Sana'a, September 10, 2011
A French couple who went missing in the Gulf of Aden off the Yemen coast have been rescued by coalition forces operating in international waters, a top Yemeni coast guard official has said.
"The tourist yacht had a technical problem 120 miles (193 kilometres) offshore in international waters and called for help," said a statement carried late Friday by Yemen's official news agency Saba.
"The tourist and his wife were rescued by a special boat belonging to one of the military ships of the friendly coalition forces present in the international waters," said the deputy director of the Gulf of Aden coast guard, Colonel Abdulrahman al-Musa.
The French daily Le Parisien has reported that the pair were from the country's southeastern Var region and were on a round-the-world voyage.
The French yacht which arrived on August 19 in Aden and then departed from the southern port on September 4 after the couple visited the city, Musa added.
But he did not mention another French catamaran which too has gone missing in the Gulf of Aden.
International authorities on Friday found the catamaran adrift in pirate-infested waters in the Gulf of Aden with no one on board, a source close to the probe said.
A German frigate, responding to a mayday call, discovered the empty yacht and it was towed to Djibouti where "suspicious marks" on the vessel are to be studied by agents of France's DGSE spy agency.
The source, speaking on condition of anonymity, said four people had been on the yacht.
A Yemeni official previously told AFP that two yachts with a total of six French citizens aboard had entered Yemeni territorial waters on August 19 and left September 4.
French foreign ministry spokesman Bernard Valero said the crew of the catamaran issued a mayday signal but by the time the German frigate Bayern arrived there was nobody on board.
"Following the alert from the crew, we asked our German partners to send one of their ships taking part in Operation Atalanta," Valero said, referring to the EU anti-piracy mission off Somalia.
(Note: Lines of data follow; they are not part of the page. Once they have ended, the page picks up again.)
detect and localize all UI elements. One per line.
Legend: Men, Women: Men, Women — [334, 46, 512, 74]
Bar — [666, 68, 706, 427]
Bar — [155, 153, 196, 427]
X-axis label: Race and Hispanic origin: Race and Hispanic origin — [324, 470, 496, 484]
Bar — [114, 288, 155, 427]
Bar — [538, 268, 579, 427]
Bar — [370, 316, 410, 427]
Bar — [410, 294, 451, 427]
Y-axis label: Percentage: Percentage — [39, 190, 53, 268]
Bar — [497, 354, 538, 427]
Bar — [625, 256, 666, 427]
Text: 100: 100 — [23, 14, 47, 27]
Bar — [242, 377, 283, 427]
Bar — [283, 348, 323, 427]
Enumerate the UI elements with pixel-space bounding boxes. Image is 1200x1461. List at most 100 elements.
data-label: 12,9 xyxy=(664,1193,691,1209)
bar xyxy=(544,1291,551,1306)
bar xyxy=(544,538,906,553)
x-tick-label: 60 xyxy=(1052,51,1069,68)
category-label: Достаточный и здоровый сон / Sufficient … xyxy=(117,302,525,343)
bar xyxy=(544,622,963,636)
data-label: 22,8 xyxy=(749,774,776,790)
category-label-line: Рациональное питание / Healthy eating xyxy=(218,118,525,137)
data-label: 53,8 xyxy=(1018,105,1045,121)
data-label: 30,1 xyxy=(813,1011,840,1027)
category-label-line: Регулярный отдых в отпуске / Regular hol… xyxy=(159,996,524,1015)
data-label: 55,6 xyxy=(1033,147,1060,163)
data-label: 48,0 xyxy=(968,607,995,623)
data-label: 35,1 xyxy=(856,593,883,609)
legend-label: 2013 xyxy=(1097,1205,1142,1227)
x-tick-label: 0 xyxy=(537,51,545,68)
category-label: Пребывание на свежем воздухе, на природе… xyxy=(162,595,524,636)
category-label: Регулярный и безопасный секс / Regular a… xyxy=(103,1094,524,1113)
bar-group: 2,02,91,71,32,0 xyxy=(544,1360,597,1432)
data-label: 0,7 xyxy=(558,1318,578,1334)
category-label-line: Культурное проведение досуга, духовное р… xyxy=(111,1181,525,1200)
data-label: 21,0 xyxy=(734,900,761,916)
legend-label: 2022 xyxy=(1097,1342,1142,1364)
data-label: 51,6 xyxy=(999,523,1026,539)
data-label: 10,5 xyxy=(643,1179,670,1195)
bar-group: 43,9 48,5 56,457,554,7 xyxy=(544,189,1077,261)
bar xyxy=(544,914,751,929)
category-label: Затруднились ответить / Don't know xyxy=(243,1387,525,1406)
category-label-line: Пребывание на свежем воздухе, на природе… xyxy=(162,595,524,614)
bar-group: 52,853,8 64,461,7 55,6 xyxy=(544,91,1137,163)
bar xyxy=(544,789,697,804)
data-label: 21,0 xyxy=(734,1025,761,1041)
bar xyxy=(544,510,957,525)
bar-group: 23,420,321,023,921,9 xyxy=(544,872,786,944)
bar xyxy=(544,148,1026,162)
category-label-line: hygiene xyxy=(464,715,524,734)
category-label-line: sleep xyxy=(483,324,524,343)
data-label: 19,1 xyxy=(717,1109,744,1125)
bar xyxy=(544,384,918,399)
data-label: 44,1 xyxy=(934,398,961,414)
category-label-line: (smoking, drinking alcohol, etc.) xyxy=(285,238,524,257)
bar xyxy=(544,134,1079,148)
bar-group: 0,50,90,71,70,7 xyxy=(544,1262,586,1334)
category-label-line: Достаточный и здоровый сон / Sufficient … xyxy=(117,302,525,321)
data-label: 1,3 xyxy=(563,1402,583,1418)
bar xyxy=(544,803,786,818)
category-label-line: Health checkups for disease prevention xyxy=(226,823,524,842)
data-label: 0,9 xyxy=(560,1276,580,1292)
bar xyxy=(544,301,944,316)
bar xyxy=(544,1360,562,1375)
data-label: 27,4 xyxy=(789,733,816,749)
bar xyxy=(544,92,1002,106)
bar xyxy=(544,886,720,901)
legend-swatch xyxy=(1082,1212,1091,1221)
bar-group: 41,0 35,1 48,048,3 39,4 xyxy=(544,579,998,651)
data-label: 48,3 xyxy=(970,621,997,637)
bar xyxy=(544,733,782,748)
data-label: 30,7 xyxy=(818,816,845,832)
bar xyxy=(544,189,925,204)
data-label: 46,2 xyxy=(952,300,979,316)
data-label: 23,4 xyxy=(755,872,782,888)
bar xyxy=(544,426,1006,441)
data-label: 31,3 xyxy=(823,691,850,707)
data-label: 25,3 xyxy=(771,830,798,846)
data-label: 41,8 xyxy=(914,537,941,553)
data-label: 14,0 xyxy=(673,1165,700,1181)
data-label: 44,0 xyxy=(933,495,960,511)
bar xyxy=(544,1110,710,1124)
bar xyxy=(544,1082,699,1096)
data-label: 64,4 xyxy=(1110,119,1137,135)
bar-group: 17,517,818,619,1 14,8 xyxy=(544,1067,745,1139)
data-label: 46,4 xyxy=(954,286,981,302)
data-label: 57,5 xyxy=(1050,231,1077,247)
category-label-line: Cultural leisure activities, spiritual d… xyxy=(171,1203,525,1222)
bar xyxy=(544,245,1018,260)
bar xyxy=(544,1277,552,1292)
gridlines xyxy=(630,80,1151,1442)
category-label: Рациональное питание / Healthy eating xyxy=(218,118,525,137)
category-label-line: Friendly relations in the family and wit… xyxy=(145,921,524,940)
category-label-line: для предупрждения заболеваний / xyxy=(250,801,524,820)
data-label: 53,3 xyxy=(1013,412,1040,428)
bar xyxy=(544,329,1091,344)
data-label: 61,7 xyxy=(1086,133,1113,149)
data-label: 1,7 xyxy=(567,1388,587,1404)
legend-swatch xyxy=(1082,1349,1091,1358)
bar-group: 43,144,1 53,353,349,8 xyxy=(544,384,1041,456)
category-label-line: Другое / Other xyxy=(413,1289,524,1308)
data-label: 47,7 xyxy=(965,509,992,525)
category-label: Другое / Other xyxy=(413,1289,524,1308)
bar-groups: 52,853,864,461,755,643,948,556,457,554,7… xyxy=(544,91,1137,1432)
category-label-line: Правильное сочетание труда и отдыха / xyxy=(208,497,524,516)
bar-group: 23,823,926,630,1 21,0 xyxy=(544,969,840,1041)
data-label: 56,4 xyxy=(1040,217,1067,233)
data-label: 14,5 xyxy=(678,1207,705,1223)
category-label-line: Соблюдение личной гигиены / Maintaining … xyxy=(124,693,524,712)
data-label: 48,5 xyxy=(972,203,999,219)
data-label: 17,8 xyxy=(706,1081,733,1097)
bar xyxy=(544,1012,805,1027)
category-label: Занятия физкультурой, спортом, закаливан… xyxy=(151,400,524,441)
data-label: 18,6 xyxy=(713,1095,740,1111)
The 5,600-ton warship found the yacht, but "no-one was on board and we have no certainty about how many people had been aboard nor what may have become of the crew of the catamaran."
Atalanta spokesman Commander Harrie Harrison told AFP that the operation was "investigating and trying to work out why the yacht was empty.
"The next of kin details are yet to be confirmed, and we're obviously waiting for that confirmation. We're monitoring and doing what we can," he added. The German defence ministry had no further details.
While officials would not speculate on the fate of the missing crew, the waters between Yemen and Somalia are notorious for attacks by pirate gangs, and French yachts have been among the vessels seized in the past.